Resilience, therefore, is not only about individuals enduring extreme conditions but about whether essential systems function reliably and equitably for all communities.
The 1995 heatwave made clear that access to cooling must be recognized as a necessity rather than a luxury and should be addressed in policy and regulatory frameworks. Beyond individual homes, grid infrastructure plays a critical role. Investment decisions determine which neighborhoods are most likely to experience outages and which receive priority during restoration.
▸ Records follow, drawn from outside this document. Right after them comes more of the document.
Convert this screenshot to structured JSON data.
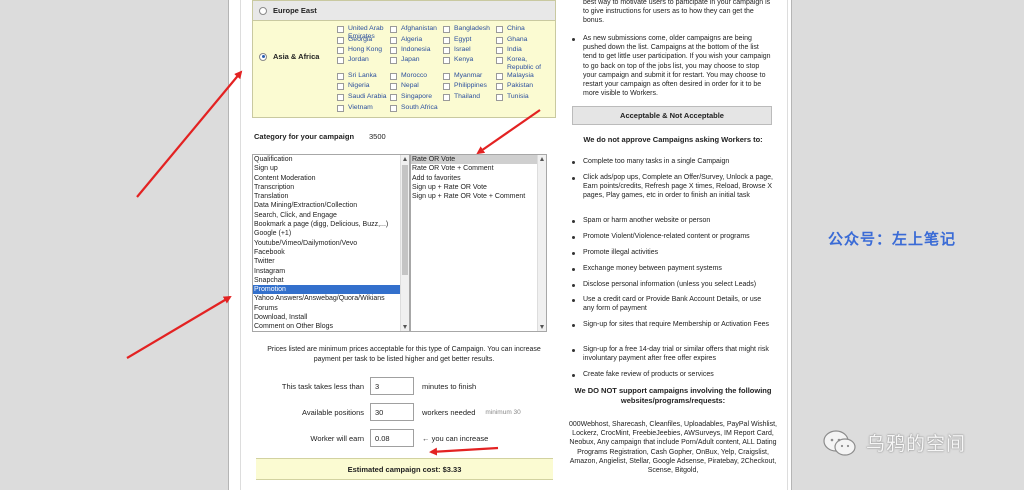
{
  "regions": {
    "europe_east": {
      "label": "Europe East",
      "selected": false
    },
    "asia_africa": {
      "label": "Asia & Africa",
      "selected": true
    },
    "countries": [
      [
        "United Arab Emirates",
        "Afghanistan",
        "Bangladesh",
        "China"
      ],
      [
        "Georgia",
        "Algeria",
        "Egypt",
        "Ghana"
      ],
      [
        "Hong Kong",
        "Indonesia",
        "Israel",
        "India"
      ],
      [
        "Jordan",
        "Japan",
        "Kenya",
        "Korea, Republic of"
      ],
      [
        "Sri Lanka",
        "Morocco",
        "Myanmar",
        "Malaysia"
      ],
      [
        "Nigeria",
        "Nepal",
        "Philippines",
        "Pakistan"
      ],
      [
        "Saudi Arabia",
        "Singapore",
        "Thailand",
        "Tunisia"
      ],
      [
        "Vietnam",
        "South Africa",
        "",
        ""
      ]
    ]
  },
  "category": {
    "label": "Category for your campaign",
    "count": "3500",
    "options": [
      "Qualification",
      "Sign up",
      "Content Moderation",
      "Transcription",
      "Translation",
      "Data Mining/Extraction/Collection",
      "Search, Click, and Engage",
      "Bookmark a page (digg, Delicious, Buzz,...)",
      "Google (+1)",
      "Youtube/Vimeo/Dailymotion/Vevo",
      "Facebook",
      "Twitter",
      "Instagram",
      "Snapchat",
      "Promotion",
      "Yahoo Answers/Answebag/Quora/Wikians",
      "Forums",
      "Download, Install",
      "Comment on Other Blogs"
    ],
    "selected": "Promotion",
    "sub_options": [
      "Rate OR Vote",
      "Rate OR Vote + Comment",
      "Add to favorites",
      "Sign up + Rate OR Vote",
      "Sign up + Rate OR Vote + Comment"
    ],
    "sub_selected": "Rate OR Vote"
  },
  "pricing": {
    "note": "Prices listed are minimum prices acceptable for this type of Campaign. You can increase payment per task to be listed higher and get better results.",
    "duration_label": "This task takes less than",
    "duration_value": "3",
    "duration_unit": "minutes to finish",
    "positions_label": "Available positions",
    "positions_value": "30",
    "positions_unit": "workers needed",
    "positions_hint": "minimum 30",
    "earn_label": "Worker will earn",
    "earn_value": "0.08",
    "earn_hint": "← you can increase",
    "estimated_cost": "Estimated campaign cost: $3.33"
  },
  "sidebar": {
    "intro": "best way to motivate users to participate in your campaign is to give instructions for users as to how they can get the bonus.",
    "tip": "As new submissions come, older campaigns are being pushed down the list. Campaigns at the bottom of the list tend to get little user participation. If you wish your campaign to go back on top of the jobs list, you may choose to stop your campaign and submit it for restart. You may choose to restart your campaign as often desired in order for it to be more visible to Workers.",
    "box_title": "Acceptable & Not Acceptable",
    "not_approve_heading": "We do not approve Campaigns asking Workers to:",
    "rules": [
      "Complete too many tasks in a single Campaign",
      "Click ads/pop ups, Complete an Offer/Survey, Unlock a page, Earn points/credits, Refresh page X times, Reload, Browse X pages, Play games, etc in order to finish an initial task",
      "Spam or harm another website or person",
      "Promote Violent/Violence-related content or programs",
      "Promote illegal activities",
      "Exchange money between payment systems",
      "Disclose personal information (unless you select Leads)",
      "Use a credit card or Provide Bank Account Details, or use any form of payment",
      "Sign-up for sites that require Membership or Activation Fees",
      "Sign-up for a free 14-day trial or similar offers that might risk involuntary payment after free offer expires",
      "Create fake review of products or services"
    ],
    "not_support_heading": "We DO NOT support campaigns involving the following websites/programs/requests:",
    "sites": "000Webhost, Sharecash, Cleanfiles, Uploadables, PayPal Wishlist, Lockerz, CrocMint, FreebieJeebies, AWSurveys, IM Report Card, Neobux, Any campaign that include Porn/Adult content, ALL Dating Programs Registration, Cash Gopher, OnBux, Yelp, Craigslist, Amazon, Angielist, Stellar, Google Adsense, Piratebay, 2Checkout, Scense, Bitgold,"
  },
  "watermarks": {
    "account": "公众号：左上笔记",
    "channel": "乌鸦的空间"
  },
  "colors": {
    "region_bg": "#fbfbd2",
    "selection_blue": "#3370cc",
    "arrow_red": "#e32222",
    "country_link": "#2b4f9e"
  }
}
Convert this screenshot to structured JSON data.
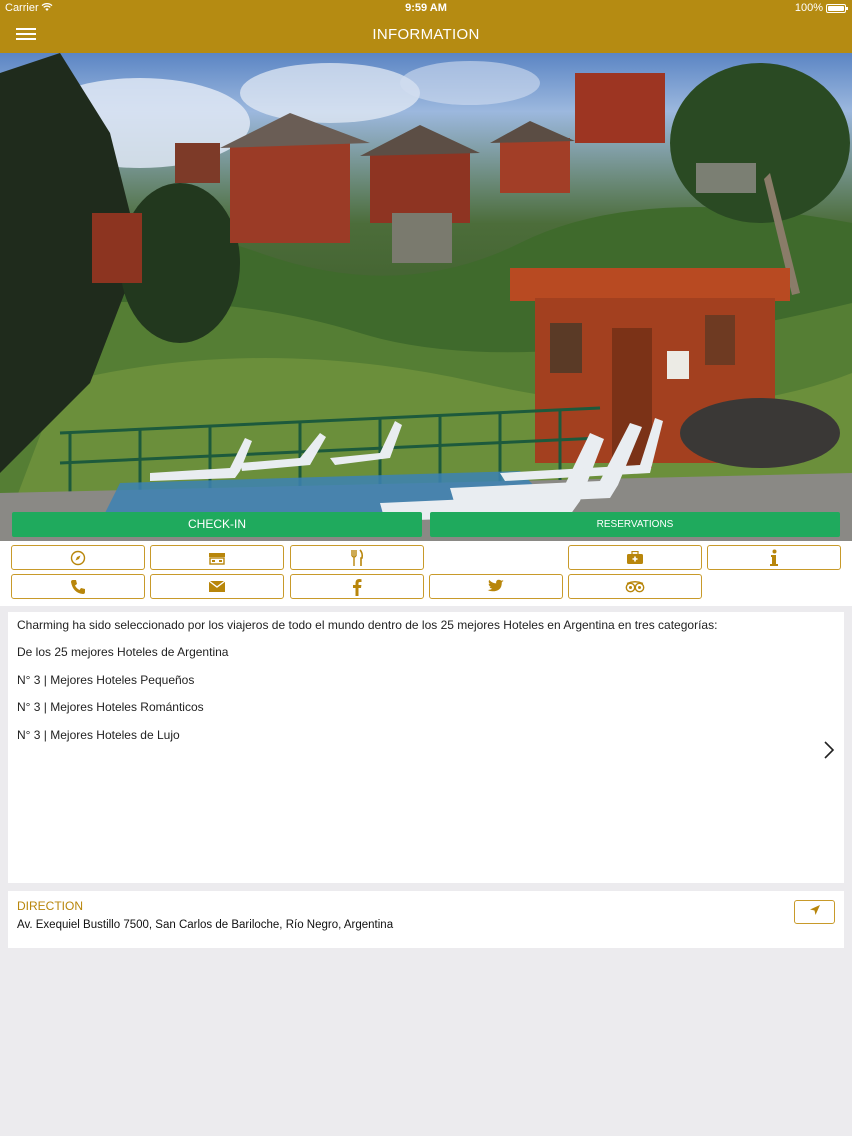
{
  "status_bar": {
    "carrier": "Carrier",
    "time": "9:59 AM",
    "battery": "100%"
  },
  "nav": {
    "title": "INFORMATION"
  },
  "actions": {
    "checkin_label": "CHECK-IN",
    "reservations_label": "RESERVATIONS"
  },
  "icon_grid": [
    {
      "icon": "compass-icon"
    },
    {
      "icon": "concierge-desk-icon"
    },
    {
      "icon": "restaurant-icon"
    },
    {
      "icon": "first-aid-kit-icon"
    },
    {
      "icon": "info-icon"
    },
    {
      "icon": "phone-icon"
    },
    {
      "icon": "envelope-icon"
    },
    {
      "icon": "facebook-icon"
    },
    {
      "icon": "twitter-icon"
    },
    {
      "icon": "tripadvisor-icon"
    }
  ],
  "description": {
    "lines": [
      "Charming ha sido seleccionado por los viajeros de todo el mundo dentro de los 25 mejores Hoteles en Argentina en tres categorías:",
      "De los 25 mejores Hoteles de Argentina",
      "N° 3 | Mejores Hoteles Pequeños",
      "N° 3 | Mejores Hoteles Románticos",
      "N° 3 | Mejores Hoteles de Lujo"
    ]
  },
  "direction": {
    "label": "DIRECTION",
    "address": "Av. Exequiel Bustillo 7500, San Carlos de Bariloche, Río Negro, Argentina"
  },
  "colors": {
    "brand_gold": "#b58b12",
    "accent_green": "#1faa5d",
    "outline_gold": "#c89a2a"
  }
}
Equitable infrastructure investments are essential to ensure that upgrades and grid improvements reach the neighborhoods that need them most. Likewise, outage response plans must consider community vulnerability, not merely proximity to critical facilities, so that no neighborhood is left waiting days for power simply because of where it sits on the map. Energy affordability policies, such as income-based utility rates and targeted bill assistance, are needed to ensure households do not have to choose between cooling their homes and keeping food on the table, recognizing that cooling is a necessity, not a luxury. Finally, protections against utility disconnections must be robust and reliably enforced to prevent people from losing power during life-threatening heatwaves.
Thirty years after Chicago’s deadly heatwave, the lesson remains clear: true resilience depends on governments, utilities, and other service providers ensuring that all communities have access to reliable, affordable energy and the infrastructure needed to safely use it, like air conditioning and other life-sustaining cooling systems.